Sylvia followed her behind the counter as Randall held up the flap, and then she pointed with all her fingers. "What are you doing with my book?"

"I was just glancing through it."

"For

what?"

"Nothing in particular," Heather said, surprised by the urgency of the question.

"I thought I'd read it since I hadn't for a while, that's all."

"You know what that means then, don't you?"

"I'm not sure I do."

"That you sensed I was coming, of course," Sylvia said, and trailed her fingertips across the tales of seduction in the woods before closing the book.

"Did you say you're going to resurrect it?"

"No, only because it isn't old enough. The books I'm putting on the computer are a lot older." Heather sat in front of the machine but didn't switch it on. "Do you mind if I ask..."

"Anything."

"You know I don't mean this in any nasty way, but what's brought you back so suddenly?"

"I never felt good about leaving you to cope. Maybe you looked after me so much when we were kids I ended up thinking of you as the caring one."

"I try to be. I don't complain much, do I, Randall?"

He looked away from his computer screen, his face red as if he'd been caught eavesdropping. "Never that I've noticed."

"He's being kind, but anyway we're talking about you, Sylvie."

"I guess I felt I ought to use how I'd learned to research at university, and maybe I wanted to write a book like dad."

"You're still apologising. All I asked was why you've come back now."
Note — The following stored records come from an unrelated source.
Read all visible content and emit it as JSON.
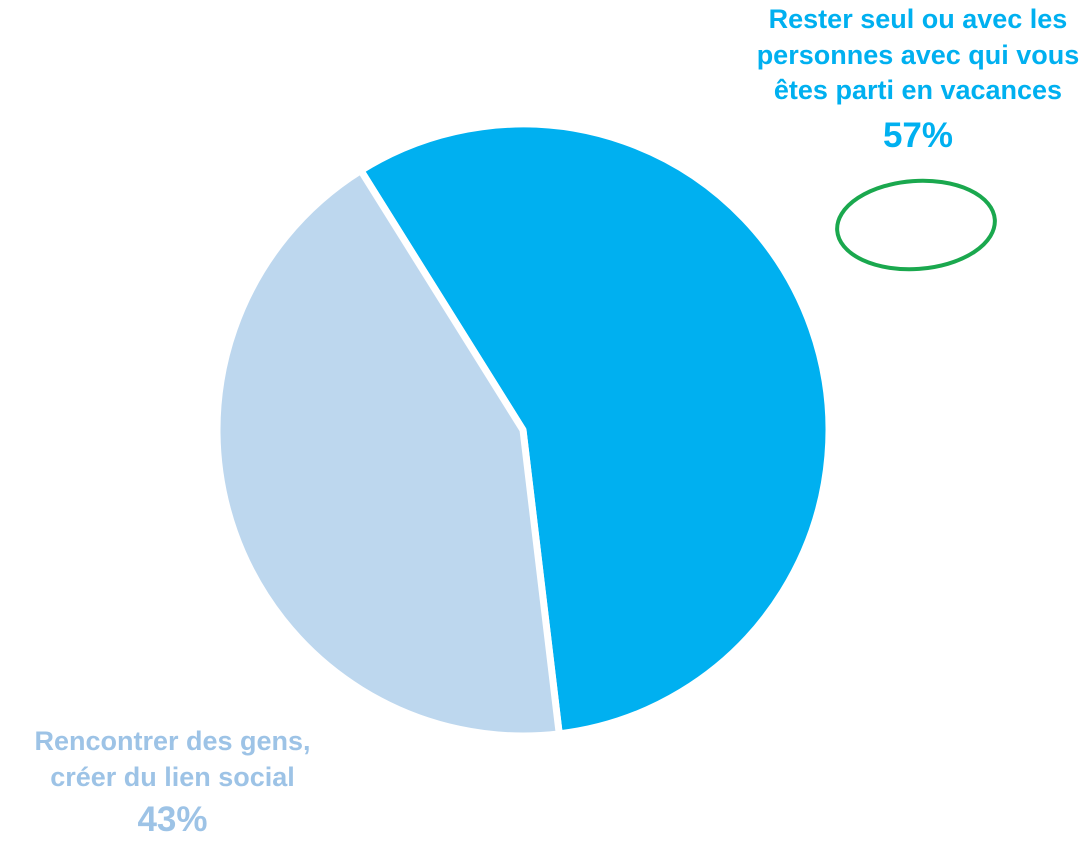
{
  "chart_data": {
    "type": "pie",
    "slices": [
      {
        "label": "Rester seul ou avec les personnes avec qui vous êtes parti en vacances",
        "value": 57,
        "display": "57%",
        "color": "#00b0f0",
        "highlighted": true
      },
      {
        "label": "Rencontrer des gens, créer du lien social",
        "value": 43,
        "display": "43%",
        "color": "#bdd7ee",
        "highlighted": false
      }
    ],
    "label_colors": [
      "#00b0f0",
      "#9dc3e6"
    ],
    "highlight_color": "#1aa84e"
  }
}
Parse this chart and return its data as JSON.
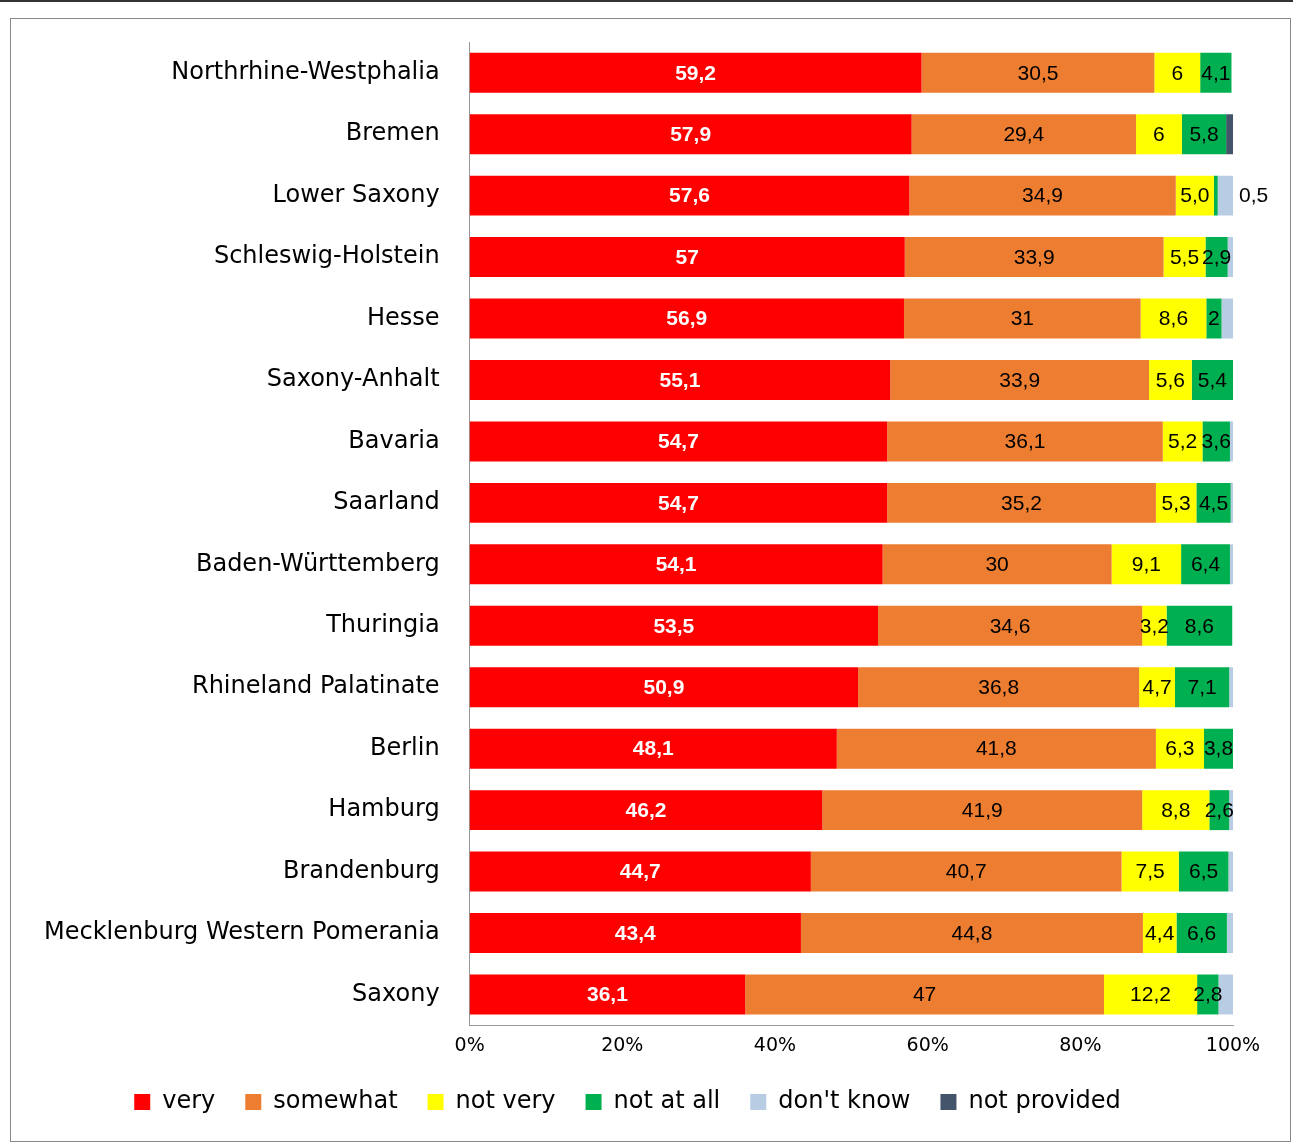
{
  "chart_data": {
    "type": "bar",
    "orientation": "horizontal",
    "stacked": true,
    "categories": [
      "Northrhine-Westphalia",
      "Bremen",
      "Lower Saxony",
      "Schleswig-Holstein",
      "Hesse",
      "Saxony-Anhalt",
      "Bavaria",
      "Saarland",
      "Baden-Württemberg",
      "Thuringia",
      "Rhineland Palatinate",
      "Berlin",
      "Hamburg",
      "Brandenburg",
      "Mecklenburg Western Pomerania",
      "Saxony"
    ],
    "series": [
      {
        "name": "very",
        "color": "#ff0000",
        "values": [
          59.2,
          57.9,
          57.6,
          57,
          56.9,
          55.1,
          54.7,
          54.7,
          54.1,
          53.5,
          50.9,
          48.1,
          46.2,
          44.7,
          43.4,
          36.1
        ],
        "value_labels": [
          "59,2",
          "57,9",
          "57,6",
          "57",
          "56,9",
          "55,1",
          "54,7",
          "54,7",
          "54,1",
          "53,5",
          "50,9",
          "48,1",
          "46,2",
          "44,7",
          "43,4",
          "36,1"
        ]
      },
      {
        "name": "somewhat",
        "color": "#ed7d31",
        "values": [
          30.5,
          29.4,
          34.9,
          33.9,
          31,
          33.9,
          36.1,
          35.2,
          30,
          34.6,
          36.8,
          41.8,
          41.9,
          40.7,
          44.8,
          47
        ],
        "value_labels": [
          "30,5",
          "29,4",
          "34,9",
          "33,9",
          "31",
          "33,9",
          "36,1",
          "35,2",
          "30",
          "34,6",
          "36,8",
          "41,8",
          "41,9",
          "40,7",
          "44,8",
          "47"
        ]
      },
      {
        "name": "not very",
        "color": "#ffff00",
        "values": [
          6,
          6,
          5.0,
          5.5,
          8.6,
          5.6,
          5.2,
          5.3,
          9.1,
          3.2,
          4.7,
          6.3,
          8.8,
          7.5,
          4.4,
          12.2
        ],
        "value_labels": [
          "6",
          "6",
          "5,0",
          "5,5",
          "8,6",
          "5,6",
          "5,2",
          "5,3",
          "9,1",
          "3,2",
          "4,7",
          "6,3",
          "8,8",
          "7,5",
          "4,4",
          "12,2"
        ]
      },
      {
        "name": "not at all",
        "color": "#00b050",
        "values": [
          4.1,
          5.8,
          0.5,
          2.9,
          2,
          5.4,
          3.6,
          4.5,
          6.4,
          8.6,
          7.1,
          3.8,
          2.6,
          6.5,
          6.6,
          2.8
        ],
        "value_labels": [
          "4,1",
          "5,8",
          "0,5",
          "2,9",
          "2",
          "5,4",
          "3,6",
          "4,5",
          "6,4",
          "8,6",
          "7,1",
          "3,8",
          "2,6",
          "6,5",
          "6,6",
          "2,8"
        ]
      },
      {
        "name": "don't know",
        "color": "#b8cce4",
        "values": [
          null,
          null,
          2.0,
          0.7,
          1.5,
          null,
          0.4,
          0.3,
          0.4,
          null,
          0.5,
          null,
          0.5,
          0.6,
          0.8,
          1.9
        ]
      },
      {
        "name": "not provided",
        "color": "#44546a",
        "values": [
          null,
          0.9,
          null,
          null,
          null,
          null,
          null,
          null,
          null,
          null,
          null,
          null,
          null,
          null,
          null,
          null
        ]
      }
    ],
    "xlim": [
      0,
      100
    ],
    "xticks": [
      {
        "value": 0,
        "label": "0%"
      },
      {
        "value": 20,
        "label": "20%"
      },
      {
        "value": 40,
        "label": "40%"
      },
      {
        "value": 60,
        "label": "60%"
      },
      {
        "value": 80,
        "label": "80%"
      },
      {
        "value": 100,
        "label": "100%"
      }
    ],
    "grid": false,
    "legend": "bottom"
  }
}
"I felt I was needed. Aren't I?"

"Don't wonder," Heather said, hugging her until she was rewarded with a bony embrace.

"I was thinking more of dad. You and mom wrote some of how he's been, but how is he now?"

"His mind's been more active these past few months."

"Are you pleased?"

"I meant he's been mostly disturbed. He's asked after you more than once."

"Maybe he sensed like you did I was planning to come home, or maybe he made me."

"If

either."

Sylvia looked disappointed for as long as it took her to blink. "How about mom?"

"She's doing well. She has an exhibition coming up in London. Haven't you been in touch?"

"Not since I got back to England yesterday. I wanted to see you first. We were always closest, weren't we?" Hardly waiting for Heather to smile at that, she said "Shall I call her now?"